If you thought that Bob from The House By The Cemetery was the most annoying kid in Italian horror, wait until you see Mark (Giuliano Gensini) and Sarah (Ilary Blasi), the sickening siblings in The Sweet House of Horrors, a more irritating pair of brats it is hard to imagine. These kids attend the funeral of their murdered parents, but spend the whole time blowing bubbles with gum and giggling together. Their general lack of respect for adults continues throughout the film, the little darlings mocking an estate agent after he breaks his leg (chanting "Sausage is dying"), laughing hysterically when the same man scalds his hand, and generally being rude to their Aunt Marcia (Cinzia Monreale) and Uncle Carlo (Jean-Christophe Brétignière).
And it all starts off so well: in typical gory Fulci style, the kids' parents are bludgeoned to death after they disturb a burglar in their villa. The father has his head caved in against a marble pillar, his brains oozing from his skull, and the mother is hit over the head with a blunt object, causing her eyes to pop out of their sockets. Sadly, those who love Fulci's blood and guts approach to horror will be sorely disappointed by most of the rest of the film. Like many an Italian horror of the era, the plot for this supernatural made-for-TV movie makes very little sense, and the focus is on kiddie friendly scares rather than out and out splatter.

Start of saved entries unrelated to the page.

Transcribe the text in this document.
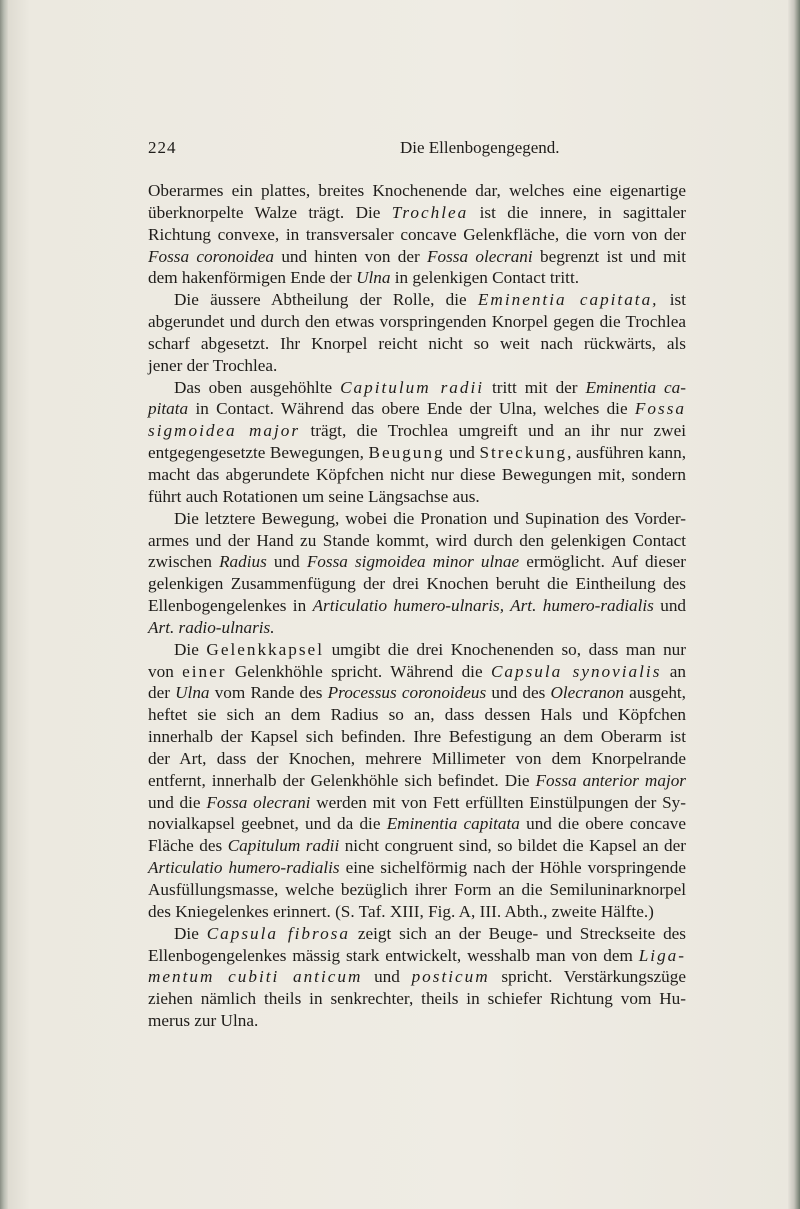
224	Die Ellenbogengegend.
Oberarmes ein plattes, breites Knochenende dar, welches eine eigenartige
überknorpelte Walze trägt. Die Trochlea ist die innere, in sagittaler
Richtung convexe, in transversaler concave Gelenkfläche, die vorn von der
Fossa coronoidea und hinten von der Fossa olecrani begrenzt ist und mit
dem hakenförmigen Ende der Ulna in gelenkigen Contact tritt.
Die äussere Abtheilung der Rolle, die Eminentia capitata, ist
abgerundet und durch den etwas vorspringenden Knorpel gegen die Trochlea
scharf abgesetzt. Ihr Knorpel reicht nicht so weit nach rückwärts, als
jener der Trochlea.
Das oben ausgehöhlte Capitulum radii tritt mit der Eminentia ca-
pitata in Contact. Während das obere Ende der Ulna, welches die Fossa
sigmoidea major trägt, die Trochlea umgreift und an ihr nur zwei
entgegengesetzte Bewegungen, Beugung und Streckung, ausführen kann,
macht das abgerundete Köpfchen nicht nur diese Bewegungen mit, sondern
führt auch Rotationen um seine Längsachse aus.
Die letztere Bewegung, wobei die Pronation und Supination des Vorder-
armes und der Hand zu Stande kommt, wird durch den gelenkigen Contact
zwischen Radius und Fossa sigmoidea minor ulnae ermöglicht. Auf dieser
gelenkigen Zusammenfügung der drei Knochen beruht die Eintheilung des
Ellenbogengelenkes in Articulatio humero-ulnaris, Art. humero-radialis und
Art. radio-ulnaris.
Die Gelenkkapsel umgibt die drei Knochenenden so, dass man nur
von einer Gelenkhöhle spricht. Während die Capsula synovialis an
der Ulna vom Rande des Processus coronoideus und des Olecranon ausgeht,
heftet sie sich an dem Radius so an, dass dessen Hals und Köpfchen
innerhalb der Kapsel sich befinden. Ihre Befestigung an dem Oberarm ist
der Art, dass der Knochen, mehrere Millimeter von dem Knorpelrande
entfernt, innerhalb der Gelenkhöhle sich befindet. Die Fossa anterior major
und die Fossa olecrani werden mit von Fett erfüllten Einstülpungen der Sy-
novialkapsel geebnet, und da die Eminentia capitata und die obere concave
Fläche des Capitulum radii nicht congruent sind, so bildet die Kapsel an der
Articulatio humero-radialis eine sichelförmig nach der Höhle vorspringende
Ausfüllungsmasse, welche bezüglich ihrer Form an die Semiluninarknorpel
des Kniegelenkes erinnert. (S. Taf. XIII, Fig. A, III. Abth., zweite Hälfte.)
Die Capsula fibrosa zeigt sich an der Beuge- und Streckseite des
Ellenbogengelenkes mässig stark entwickelt, wesshalb man von dem Liga-
mentum cubiti anticum und posticum spricht. Verstärkungszüge
ziehen nämlich theils in senkrechter, theils in schiefer Richtung vom Hu-
merus zur Ulna.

Unwilling to see their home sold, the spirits of the deceased parents appear to their children as floating flames. After the kids perform the traditional holiday ritual of the spirits (no, me neither) whilst wearing papier-mâché masks and candles on their fingers, they are finally reunited with mum and dad, who use their uncanny powers to ensure that the villa remains off the market. In the film's bonkers finalé, the ghosts stop the family home from being demolished by a mechanical digger (not a bulldozer, as one character calls it), Mark and Sarah find a pair of glowing rocks that they tuck into their pockets, and a medium screams in agony when he takes one of the stones and the flesh melts off his hand (causing the delightful kids to burst out laughing).
2.5/10, generously rounded up to 3 for the opening double murder, and the scene where a dog pushes the killer under the wheels of a lorry causing much damage to his torso. The worst horror film by Fulci, in my opinion, even more intolerable than Il fantasma di Sodoma.